Prosecutors have accused Ghislaine Maxwell of allowing her prison cell to become "dirty and smelly" by not cleaning it and regularly failing to flush her toilet.
In a lengthy letter to a judge they rejected allegations from Ms Maxwell's lawyers that her conditions were "fitting for Hannibal Lecter".
They also disputed suggestions the former socialite had lost 15 pounds, and some of her hair.
A claim that she had been physically abused during a pat-down search had been investigated and was "unfounded", they added.
Audrey Strauss, a New York prosecutor, wrote: "Staff directed the defendant to clean her cell because it had become very dirty.
"Among other things, staff noted that the defendant frequently did not flush her toilet after using it, which caused the cell to smell. In addition, the defendant had not cleaned her cell in some time."
Ms Maxwell, 59, has pleaded not guilty to sex trafficking charges and denies grooming girls for sex with Jeffrey Epstein.
A week ago, her lawyers suggested jail was having a "deleterious effect on her health" and she may not be "strong enough" to stand trial in July.
Ms Strauss said Ms Maxwell's lowest observed weight had been 133lb and she was now 137.5lbs, which was "normal" for her height of 5ft 7ins.
She added that Ms Maxwell had "received a Covid-19 vaccine and is now fully vaccinated" and was "physically healthy".
Prosecutors said Ms Maxwell was being given more time to review documents than any other inmate at the jail in Brooklyn - 13 hours a day, seven days a week.
For all that time she had access to a desktop computer, and a laptop, in a day room away from her cell, and was able to email her lawyers.
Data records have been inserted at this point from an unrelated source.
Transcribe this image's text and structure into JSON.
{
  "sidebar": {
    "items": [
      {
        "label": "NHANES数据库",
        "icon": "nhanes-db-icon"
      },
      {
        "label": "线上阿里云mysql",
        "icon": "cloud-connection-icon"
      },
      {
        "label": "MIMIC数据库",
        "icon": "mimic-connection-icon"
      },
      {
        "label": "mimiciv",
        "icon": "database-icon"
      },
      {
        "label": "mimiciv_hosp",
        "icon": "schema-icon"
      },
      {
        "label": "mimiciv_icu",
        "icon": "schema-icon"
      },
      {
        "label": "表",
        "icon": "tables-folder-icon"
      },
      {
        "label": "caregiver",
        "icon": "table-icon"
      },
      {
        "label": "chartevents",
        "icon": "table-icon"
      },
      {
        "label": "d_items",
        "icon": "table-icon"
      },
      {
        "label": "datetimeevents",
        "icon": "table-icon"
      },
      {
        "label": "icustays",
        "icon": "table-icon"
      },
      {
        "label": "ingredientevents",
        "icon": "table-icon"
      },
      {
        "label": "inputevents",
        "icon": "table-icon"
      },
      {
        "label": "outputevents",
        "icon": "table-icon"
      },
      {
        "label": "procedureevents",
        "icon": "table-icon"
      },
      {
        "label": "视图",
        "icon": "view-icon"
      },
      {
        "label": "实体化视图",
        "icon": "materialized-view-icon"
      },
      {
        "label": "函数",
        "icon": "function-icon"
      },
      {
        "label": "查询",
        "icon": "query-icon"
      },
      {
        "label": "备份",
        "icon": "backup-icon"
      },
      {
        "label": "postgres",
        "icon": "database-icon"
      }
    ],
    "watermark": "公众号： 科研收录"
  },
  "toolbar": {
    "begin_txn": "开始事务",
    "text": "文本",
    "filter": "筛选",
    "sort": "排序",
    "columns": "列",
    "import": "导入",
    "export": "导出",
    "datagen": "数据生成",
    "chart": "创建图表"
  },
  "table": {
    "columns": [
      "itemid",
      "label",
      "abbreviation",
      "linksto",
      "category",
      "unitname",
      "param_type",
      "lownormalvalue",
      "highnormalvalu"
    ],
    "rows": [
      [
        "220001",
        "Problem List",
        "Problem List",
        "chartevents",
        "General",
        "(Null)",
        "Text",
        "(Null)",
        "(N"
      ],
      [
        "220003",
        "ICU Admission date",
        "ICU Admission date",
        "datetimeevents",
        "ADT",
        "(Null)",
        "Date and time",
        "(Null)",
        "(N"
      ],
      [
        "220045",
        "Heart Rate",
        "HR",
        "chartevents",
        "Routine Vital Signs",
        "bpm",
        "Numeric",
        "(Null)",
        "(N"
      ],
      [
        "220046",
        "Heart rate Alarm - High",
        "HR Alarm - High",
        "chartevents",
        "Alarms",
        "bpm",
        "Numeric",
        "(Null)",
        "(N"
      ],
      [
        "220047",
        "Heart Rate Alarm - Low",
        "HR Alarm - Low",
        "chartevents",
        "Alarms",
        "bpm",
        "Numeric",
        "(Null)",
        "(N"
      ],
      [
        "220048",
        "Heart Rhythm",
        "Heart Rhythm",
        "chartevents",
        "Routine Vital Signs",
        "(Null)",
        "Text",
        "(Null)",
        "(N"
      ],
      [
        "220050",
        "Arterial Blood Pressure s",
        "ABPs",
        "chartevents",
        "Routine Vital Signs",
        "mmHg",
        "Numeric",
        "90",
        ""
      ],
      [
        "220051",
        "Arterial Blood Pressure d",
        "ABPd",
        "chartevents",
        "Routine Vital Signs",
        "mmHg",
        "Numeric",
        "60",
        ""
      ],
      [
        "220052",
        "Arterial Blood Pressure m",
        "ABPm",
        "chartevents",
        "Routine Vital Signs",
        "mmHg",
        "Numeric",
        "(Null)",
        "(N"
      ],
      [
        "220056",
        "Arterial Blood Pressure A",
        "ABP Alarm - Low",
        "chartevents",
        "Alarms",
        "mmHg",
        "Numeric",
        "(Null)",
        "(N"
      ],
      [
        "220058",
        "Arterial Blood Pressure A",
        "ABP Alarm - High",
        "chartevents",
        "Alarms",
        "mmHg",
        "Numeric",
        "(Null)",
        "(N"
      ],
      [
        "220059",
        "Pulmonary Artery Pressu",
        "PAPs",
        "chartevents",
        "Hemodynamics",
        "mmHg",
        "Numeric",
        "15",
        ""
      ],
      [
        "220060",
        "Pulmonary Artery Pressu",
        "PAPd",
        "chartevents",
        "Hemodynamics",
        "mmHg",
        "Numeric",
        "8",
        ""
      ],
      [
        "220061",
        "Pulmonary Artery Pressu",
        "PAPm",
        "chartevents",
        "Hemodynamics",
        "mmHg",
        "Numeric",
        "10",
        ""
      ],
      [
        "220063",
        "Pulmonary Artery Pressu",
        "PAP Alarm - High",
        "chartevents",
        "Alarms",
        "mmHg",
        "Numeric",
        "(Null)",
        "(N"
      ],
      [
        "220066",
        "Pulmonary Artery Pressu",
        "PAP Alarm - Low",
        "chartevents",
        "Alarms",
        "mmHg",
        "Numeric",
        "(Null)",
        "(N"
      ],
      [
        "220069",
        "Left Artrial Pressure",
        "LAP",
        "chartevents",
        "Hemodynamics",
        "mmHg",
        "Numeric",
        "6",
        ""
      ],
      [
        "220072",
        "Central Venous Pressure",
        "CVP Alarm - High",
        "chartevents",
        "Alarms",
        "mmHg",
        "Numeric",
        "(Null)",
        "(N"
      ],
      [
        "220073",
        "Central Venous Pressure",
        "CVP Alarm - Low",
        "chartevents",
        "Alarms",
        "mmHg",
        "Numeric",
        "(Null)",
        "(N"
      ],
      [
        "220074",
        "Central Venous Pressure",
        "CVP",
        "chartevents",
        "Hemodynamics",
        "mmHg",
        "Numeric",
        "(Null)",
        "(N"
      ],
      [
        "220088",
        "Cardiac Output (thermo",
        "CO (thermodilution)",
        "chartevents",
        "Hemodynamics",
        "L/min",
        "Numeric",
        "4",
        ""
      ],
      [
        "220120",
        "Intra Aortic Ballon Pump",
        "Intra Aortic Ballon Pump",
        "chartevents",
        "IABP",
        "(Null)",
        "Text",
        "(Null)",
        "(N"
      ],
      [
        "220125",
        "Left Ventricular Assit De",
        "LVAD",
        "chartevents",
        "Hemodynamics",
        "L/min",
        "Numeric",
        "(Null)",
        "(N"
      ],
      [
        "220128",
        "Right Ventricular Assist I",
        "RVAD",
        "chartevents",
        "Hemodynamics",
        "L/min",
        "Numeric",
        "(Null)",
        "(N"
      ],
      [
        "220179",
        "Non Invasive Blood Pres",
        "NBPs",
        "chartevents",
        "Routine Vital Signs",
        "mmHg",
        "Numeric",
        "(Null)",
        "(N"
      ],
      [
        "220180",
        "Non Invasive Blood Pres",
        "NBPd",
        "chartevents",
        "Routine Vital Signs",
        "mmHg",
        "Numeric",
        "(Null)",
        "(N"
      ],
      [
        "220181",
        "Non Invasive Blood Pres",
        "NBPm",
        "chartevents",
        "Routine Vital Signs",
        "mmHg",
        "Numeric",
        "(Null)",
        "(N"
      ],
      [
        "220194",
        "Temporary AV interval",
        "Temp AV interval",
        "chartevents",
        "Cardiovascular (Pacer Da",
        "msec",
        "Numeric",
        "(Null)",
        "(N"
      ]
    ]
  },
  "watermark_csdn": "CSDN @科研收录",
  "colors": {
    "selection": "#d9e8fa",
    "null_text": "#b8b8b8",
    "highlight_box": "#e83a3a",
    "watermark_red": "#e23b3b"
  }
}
She also had access to "a television, a phone on which to place social or attorney calls, and a shower".
Her lawyers have complained about a flashlight being shone in her cell every 15 minutes at night by guards.
But prosecutors said it was required to make sure she was breathing, and was shone at the ceiling.
Ms Strauss said: "The defendant wears an eye mask when she sleeps, limiting the disturbance caused by the flashlight."
Prosecutors said they have now disclosed 2.7 million pages of evidence to Ms Maxwell's lawyers, who have the option to visit her in person.